The Magellanic Corona scenario differs from the popular dwarf-dwarf galaxy interaction models that explain only the neutral hydrogen gas (~10-20% of the mass of the Stream), but not the dominant ionized component. Our hydrodynamical simulations carried out by Scott Lucchini quantify the effect of including the Magellanic Corona and find it is indeed the dominant component in creating the Stream. The resulting total mass of the Stream is found to be in good agreement with observations, in particular explaining the large ionized component, but also the two filaments, one originating  from the LMC and the other from the SMC.

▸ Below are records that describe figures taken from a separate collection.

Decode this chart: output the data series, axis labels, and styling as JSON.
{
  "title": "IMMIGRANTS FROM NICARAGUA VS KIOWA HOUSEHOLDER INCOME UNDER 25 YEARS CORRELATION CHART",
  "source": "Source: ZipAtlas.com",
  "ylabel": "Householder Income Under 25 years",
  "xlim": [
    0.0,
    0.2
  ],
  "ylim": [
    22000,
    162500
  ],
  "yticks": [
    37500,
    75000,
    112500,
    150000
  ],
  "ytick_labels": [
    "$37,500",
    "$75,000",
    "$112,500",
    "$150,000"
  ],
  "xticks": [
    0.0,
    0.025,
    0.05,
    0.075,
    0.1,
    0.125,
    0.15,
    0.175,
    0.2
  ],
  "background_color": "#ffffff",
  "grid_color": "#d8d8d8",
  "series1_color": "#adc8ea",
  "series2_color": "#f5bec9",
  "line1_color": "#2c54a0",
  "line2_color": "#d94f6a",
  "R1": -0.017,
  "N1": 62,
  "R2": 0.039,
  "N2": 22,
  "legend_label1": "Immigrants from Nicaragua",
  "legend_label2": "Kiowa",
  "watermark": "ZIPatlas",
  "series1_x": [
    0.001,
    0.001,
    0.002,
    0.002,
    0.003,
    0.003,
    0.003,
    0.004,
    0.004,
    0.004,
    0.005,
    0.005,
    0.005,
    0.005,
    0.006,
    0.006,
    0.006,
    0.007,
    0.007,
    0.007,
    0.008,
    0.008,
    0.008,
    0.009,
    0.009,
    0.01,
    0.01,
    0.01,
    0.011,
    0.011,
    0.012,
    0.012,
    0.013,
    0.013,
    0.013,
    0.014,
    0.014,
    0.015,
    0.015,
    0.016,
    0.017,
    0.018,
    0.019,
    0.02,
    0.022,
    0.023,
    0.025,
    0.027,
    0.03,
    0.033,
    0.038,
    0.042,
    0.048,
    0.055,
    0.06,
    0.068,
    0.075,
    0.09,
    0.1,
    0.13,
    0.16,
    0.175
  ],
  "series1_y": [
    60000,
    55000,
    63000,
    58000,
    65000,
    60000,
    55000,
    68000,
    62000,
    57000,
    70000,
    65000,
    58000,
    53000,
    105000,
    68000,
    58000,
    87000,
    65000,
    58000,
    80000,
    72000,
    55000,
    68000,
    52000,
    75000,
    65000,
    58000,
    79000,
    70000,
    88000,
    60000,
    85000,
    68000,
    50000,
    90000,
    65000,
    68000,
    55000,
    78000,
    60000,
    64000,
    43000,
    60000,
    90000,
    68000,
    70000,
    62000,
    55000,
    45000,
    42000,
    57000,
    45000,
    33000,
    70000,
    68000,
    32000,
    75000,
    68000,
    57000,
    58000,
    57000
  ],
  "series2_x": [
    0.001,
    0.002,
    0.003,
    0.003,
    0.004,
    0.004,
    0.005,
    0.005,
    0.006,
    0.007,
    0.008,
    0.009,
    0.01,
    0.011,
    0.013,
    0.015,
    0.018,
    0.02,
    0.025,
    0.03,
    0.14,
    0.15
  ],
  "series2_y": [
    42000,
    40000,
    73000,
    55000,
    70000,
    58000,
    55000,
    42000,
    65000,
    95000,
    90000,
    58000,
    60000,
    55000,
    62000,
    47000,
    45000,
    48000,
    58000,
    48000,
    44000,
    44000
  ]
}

Figure 3. The infall of the Clouds in Magellanic coordinates. Movie showing the past 1.34 billion years of the Clouds’ dynamics shown in Magellanic coordinates. a, The gas column density of the simulated Stream composed of the Magellanic Corona gas and cold disk gas stripped from the Clouds. b, Column density only of the simulated cold gas Stream as compared to HI data, with black, gray, white contours corresponding to the observed column density of 1019, 1020, and 1021 cm-2 respectively.

Our next step is to demonstrate the existence of the Magellanic Corona with the use of the Cosmic Origins Spectrograph on the Hubble Space Telescope, by looking for absorption in highly-ionized states of carbon and silicon in the UV spectra of background quasars lying near the LMC on the sky. 

Over 50 years have now passed since the discovery of the Stream, and with the inclusion of the Magellanic Corona, we are now closing in on a full understanding of its formation.